North Smithfield maintains good bond rating, but Ezovski warns of dark times ahead


NORTH SMITHFIELD – The town of North Smithfield has a “very good,” credit position according to recent audit comments from Moody’s Investor Services, but Town Administrator Gary Ezovski warns that the entire state will likely see dark financial times ahead.

Comments from the bond rating company were presented at the Town Council’s virtual meeting last week. Moody’s kept the town’s General Obligation bond rating at Aa2, noting the credit position is slightly above the median rating of Aa3 for cities nationwide.

“The notable credit factors include a healthy financial position, a strong wealth and income profile, a sizable tax base and moderate debt
and pension liabilities,” Moody’s noted. “Overall, the town has a very solid financial position, which is aligned with the assigned rating of Aa2.”

North Smithfield’s cash balance as a percent of operating revenues is beneath the U.S. median, but has grown significantly since 2015, from 19.2 percent to 25.4 percent in 2019.

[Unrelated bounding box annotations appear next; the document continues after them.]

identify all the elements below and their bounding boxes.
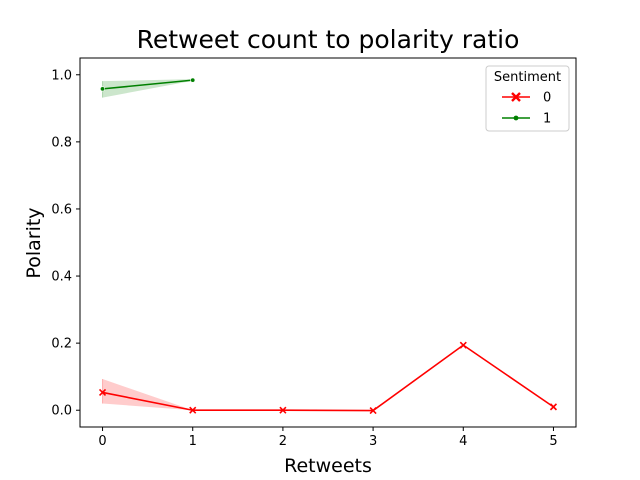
series-0-point: [98, 388, 107, 397]
chart-title: Retweet count to polarity ratio: [137, 25, 520, 54]
legend-marker-1: [513, 115, 519, 121]
y-tick-label: 0.4: [51, 270, 72, 285]
y-tick-label: 0.6: [51, 202, 72, 217]
x-tick-label: 5: [549, 434, 557, 449]
y-tick-label: 1.0: [51, 68, 72, 83]
x-tick-label: 1: [189, 434, 197, 449]
legend-entry-1: 1: [502, 112, 551, 127]
x-tick-label: 2: [279, 434, 287, 449]
legend: Sentiment 0 1: [485, 65, 570, 132]
plot-area: [98, 77, 558, 415]
legend-box: [485, 65, 570, 132]
point-marker-stroke: [279, 406, 287, 414]
legend-marker-stroke: [511, 92, 521, 102]
legend-title: Sentiment: [494, 70, 561, 85]
legend-label-1: 1: [543, 112, 551, 127]
series-1-point: [100, 86, 106, 92]
series-0-point: [459, 341, 467, 349]
series-1-confidence-band: [102, 79, 193, 98]
legend-label-0: 0: [543, 91, 551, 106]
series-0-line: [102, 344, 554, 412]
series-1-line: [102, 79, 193, 90]
point-marker-stroke: [98, 388, 107, 397]
point-marker-stroke: [549, 403, 558, 411]
legend-entry-0: 0: [502, 91, 551, 106]
y-axis: 0.0 0.2 0.4 0.6 0.8 1.0: [51, 68, 80, 419]
y-tick-label: 0.0: [51, 404, 72, 419]
y-axis-label: Polarity: [23, 207, 45, 278]
series-0-point: [189, 406, 197, 414]
y-tick-label: 0.8: [51, 135, 72, 150]
x-tick-label: 4: [459, 434, 467, 449]
series-0-point: [279, 406, 287, 414]
series-0-point: [549, 403, 558, 411]
y-tick-label: 0.2: [51, 337, 72, 352]
series-1-point: [190, 77, 196, 83]
series-0-point: [369, 406, 377, 415]
x-axis-label: Retweets: [284, 455, 372, 477]
x-axis: 0 1 2 3 4 5: [98, 427, 558, 449]
x-tick-label: 3: [369, 434, 377, 449]
point-marker-stroke: [459, 341, 467, 349]
axes-frame: [79, 57, 577, 428]
point-marker-stroke: [189, 406, 197, 414]
x-tick-label: 0: [98, 434, 106, 449]
series-0-confidence-band: [102, 345, 554, 411]
point-marker-stroke: [369, 406, 377, 415]
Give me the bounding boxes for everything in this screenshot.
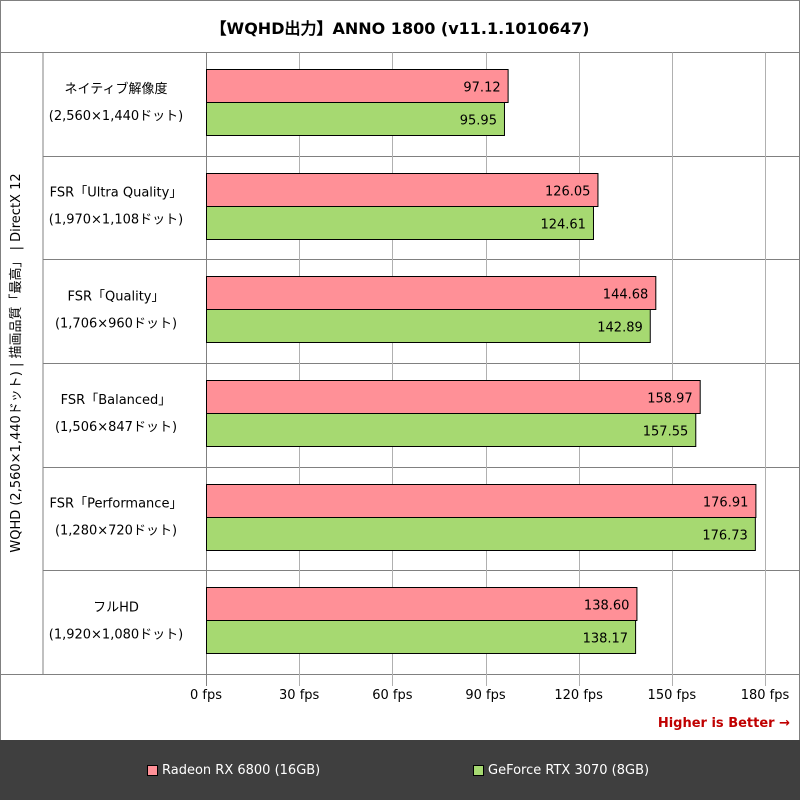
bar bbox=[206, 276, 657, 310]
legend-label-geforce: GeForce RTX 3070 (8GB) bbox=[488, 762, 650, 778]
bar bbox=[206, 620, 637, 654]
category-sublabel: (1,280×720ドット) bbox=[55, 524, 177, 539]
x-tick-label: 0 fps bbox=[190, 688, 222, 703]
category-sublabel: (1,970×1,108ドット) bbox=[49, 213, 183, 228]
bar-value-label: 176.91 bbox=[703, 496, 749, 511]
legend: Radeon RX 6800 (16GB) GeForce RTX 3070 (… bbox=[0, 740, 800, 800]
category-sublabel: (2,560×1,440ドット) bbox=[49, 109, 183, 124]
category-label: FSR「Balanced」 bbox=[61, 393, 172, 408]
category-sublabel: (1,506×847ドット) bbox=[55, 420, 177, 435]
legend-swatch-radeon bbox=[147, 764, 158, 776]
bar-value-label: 126.05 bbox=[545, 185, 591, 200]
bar-value-label: 138.60 bbox=[584, 599, 630, 614]
category-label: ネイティブ解像度 bbox=[65, 81, 168, 97]
bar-value-label: 144.68 bbox=[603, 288, 649, 303]
bar-value-label: 124.61 bbox=[540, 218, 586, 233]
bar-value-label: 95.95 bbox=[460, 114, 497, 129]
bar-value-label: 97.12 bbox=[463, 81, 500, 96]
bar-value-label: 158.97 bbox=[647, 392, 693, 407]
x-tick-label: 60 fps bbox=[372, 688, 413, 703]
bar bbox=[206, 173, 599, 207]
x-tick-label: 120 fps bbox=[554, 688, 603, 703]
bar bbox=[206, 380, 701, 414]
x-tick-label: 180 fps bbox=[741, 688, 790, 703]
higher-is-better-note: Higher is Better → bbox=[658, 716, 790, 731]
bar bbox=[206, 413, 697, 447]
category-label: FSR「Performance」 bbox=[50, 497, 183, 512]
legend-item-radeon: Radeon RX 6800 (16GB) bbox=[147, 761, 320, 779]
x-tick-label: 150 fps bbox=[648, 688, 697, 703]
category-label: フルHD bbox=[93, 600, 139, 615]
category-sublabel: (1,920×1,080ドット) bbox=[49, 627, 183, 642]
x-tick-label: 90 fps bbox=[465, 688, 506, 703]
bar-value-label: 176.73 bbox=[702, 529, 748, 544]
y-axis-label: WQHD (2,560×1,440ドット) | 描画品質「最高」 | Direc… bbox=[8, 173, 24, 552]
chart-title: 【WQHD出力】ANNO 1800 (v11.1.1010647) bbox=[211, 19, 590, 38]
bar bbox=[206, 309, 651, 343]
x-tick-label: 30 fps bbox=[279, 688, 320, 703]
category-sublabel: (1,706×960ドット) bbox=[55, 316, 177, 331]
bar-value-label: 138.17 bbox=[583, 632, 629, 647]
bar bbox=[206, 69, 509, 103]
legend-label-radeon: Radeon RX 6800 (16GB) bbox=[162, 762, 321, 778]
bar-value-label: 142.89 bbox=[597, 321, 643, 336]
category-label: FSR「Ultra Quality」 bbox=[50, 186, 183, 201]
legend-swatch-geforce bbox=[473, 764, 484, 776]
bar bbox=[206, 517, 756, 551]
bar bbox=[206, 102, 505, 136]
bar bbox=[206, 587, 638, 621]
bar bbox=[206, 484, 757, 518]
bar bbox=[206, 206, 594, 240]
legend-item-geforce: GeForce RTX 3070 (8GB) bbox=[473, 761, 649, 779]
category-label: FSR「Quality」 bbox=[68, 289, 165, 304]
bar-value-label: 157.55 bbox=[643, 425, 689, 440]
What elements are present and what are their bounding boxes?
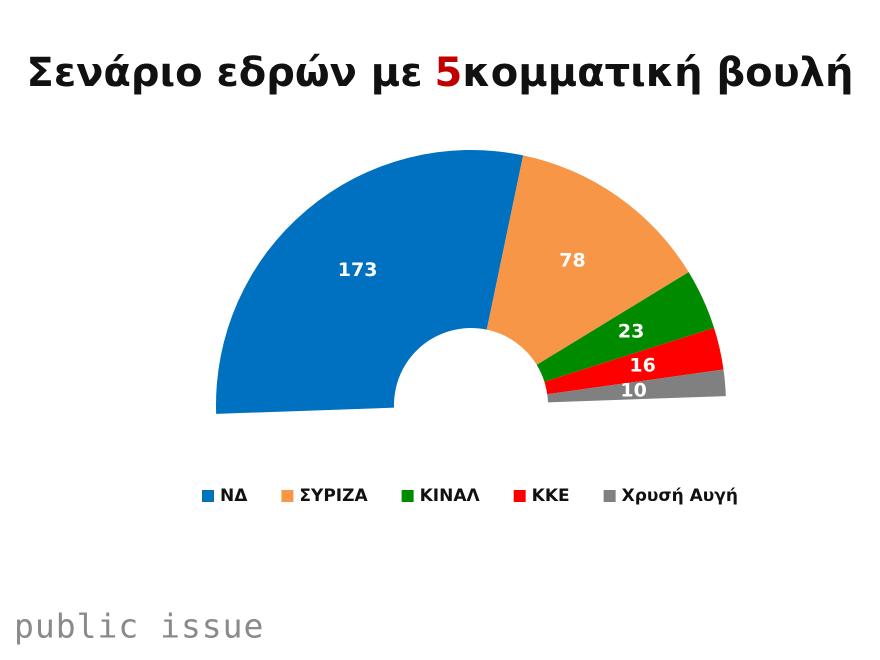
title-part: Σενάριο εδρών με [27, 50, 423, 96]
title-highlight: 5 [435, 50, 463, 96]
chart-title: Σενάριο εδρών με 5κομματική βουλή [27, 50, 854, 96]
legend-label: ΚΙΝΑΛ [420, 486, 481, 506]
legend-swatch [281, 490, 294, 502]
title-part: κομματική βουλή [462, 50, 853, 96]
legend-swatch [513, 490, 526, 502]
legend-label: Χρυσή Αυγή [622, 486, 738, 506]
legend-swatch [202, 490, 215, 502]
data-label: 78 [559, 250, 585, 272]
legend-label: ΣΥΡΙΖΑ [299, 486, 368, 506]
legend: ΝΔ ΣΥΡΙΖΑ ΚΙΝΑΛ ΚΚΕ Χρυσή Αυγή [202, 486, 738, 506]
slice [547, 369, 726, 403]
slice [216, 149, 524, 414]
legend-label: ΚΚΕ [532, 486, 570, 506]
data-label: 10 [620, 379, 646, 401]
slice [486, 155, 689, 365]
legend-swatch [401, 490, 414, 502]
data-label: 173 [338, 259, 378, 281]
slice [536, 272, 715, 382]
legend-swatch [603, 490, 616, 502]
legend-label: ΝΔ [220, 486, 248, 506]
data-label: 23 [618, 321, 644, 343]
slice [544, 327, 724, 395]
data-label: 16 [629, 355, 655, 377]
logo: public issue [14, 607, 264, 646]
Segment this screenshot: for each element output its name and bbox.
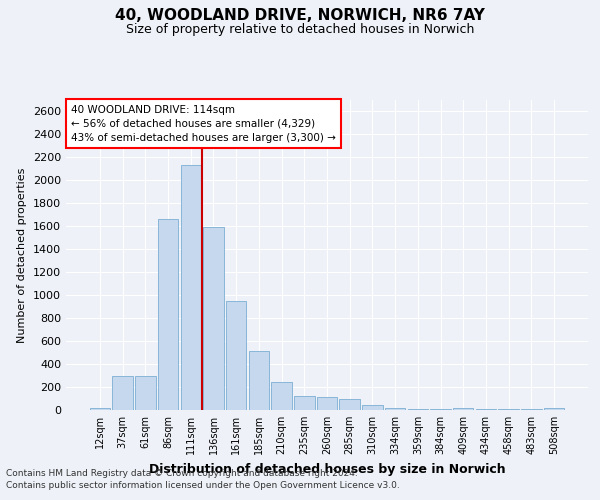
Bar [340, 399, 360, 410]
Y-axis label: Number of detached properties: Number of detached properties [17, 168, 28, 342]
Bar [294, 396, 314, 410]
Bar [135, 376, 155, 410]
Bar [112, 376, 133, 410]
Text: Size of property relative to detached houses in Norwich: Size of property relative to detached ho… [126, 22, 474, 36]
Bar [90, 408, 110, 410]
Text: 40, WOODLAND DRIVE, NORWICH, NR6 7AY: 40, WOODLAND DRIVE, NORWICH, NR6 7AY [115, 8, 485, 22]
Bar [362, 406, 383, 410]
Bar [317, 398, 337, 410]
Bar [271, 382, 292, 410]
Bar [544, 408, 564, 410]
Text: 40 WOODLAND DRIVE: 114sqm
← 56% of detached houses are smaller (4,329)
43% of se: 40 WOODLAND DRIVE: 114sqm ← 56% of detac… [71, 104, 336, 142]
Text: Contains HM Land Registry data © Crown copyright and database right 2024.: Contains HM Land Registry data © Crown c… [6, 468, 358, 477]
Bar [248, 352, 269, 410]
Bar [181, 166, 201, 410]
Bar [203, 228, 224, 410]
X-axis label: Distribution of detached houses by size in Norwich: Distribution of detached houses by size … [149, 462, 505, 475]
Bar [453, 408, 473, 410]
Text: Contains public sector information licensed under the Open Government Licence v3: Contains public sector information licen… [6, 481, 400, 490]
Bar [158, 220, 178, 410]
Bar [226, 301, 247, 410]
Bar [385, 408, 406, 410]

“It is all, I think, very good news,” Ezovski said. “The things that we have control over are either improved or stable.”

The company notes that the nominal size of the town’s reserves is slightly
above the US median, although the fund balance as a percent of operating revenues is lower than other Moody’s-rated cities nationwide.

The value of the property tax base has risen from $1,508 million in 2015 to $1,609 million in 2019, and debt has decreased from $38 million to $30 million. The median family income in town is also significantly higher than U.S. cities nationwide, according to Moody’s.

“We’re not the Rockefellers, by any stretch as a family, but we’re also a family that’s in pretty good shape,” Ezovski said.

The administrator noted that the only category in which the town didn’t improve – pensions – is dictated by the state, and that the weakened status is likely a function of change in estimated return on investment.

“That is something that we don’t control,” Ezovski said. “All of our pensions are driven by the state plan.”

But Ezovski noted that the town is fortunate that the annual comment was delivered to the town on April 8.

“It’s good that we are in the shape that we’re in, with what’s about to hit us in the next few months with the upcoming budget,” he said. “From what I’m reading and what I’m hearing as it relates to the state budget they’re going to be considering some things in our town budget that we probably haven’t considered in decades.”

“We’ll have to be very careful in what we do. I don’t want to see all of the good work that we’ve done evaporate,” Ezovski added. “Chances are, the middle of this year, it’s going to rain pretty hard.”

“It’s unfortunately a very somber forecast after a very good financial review.”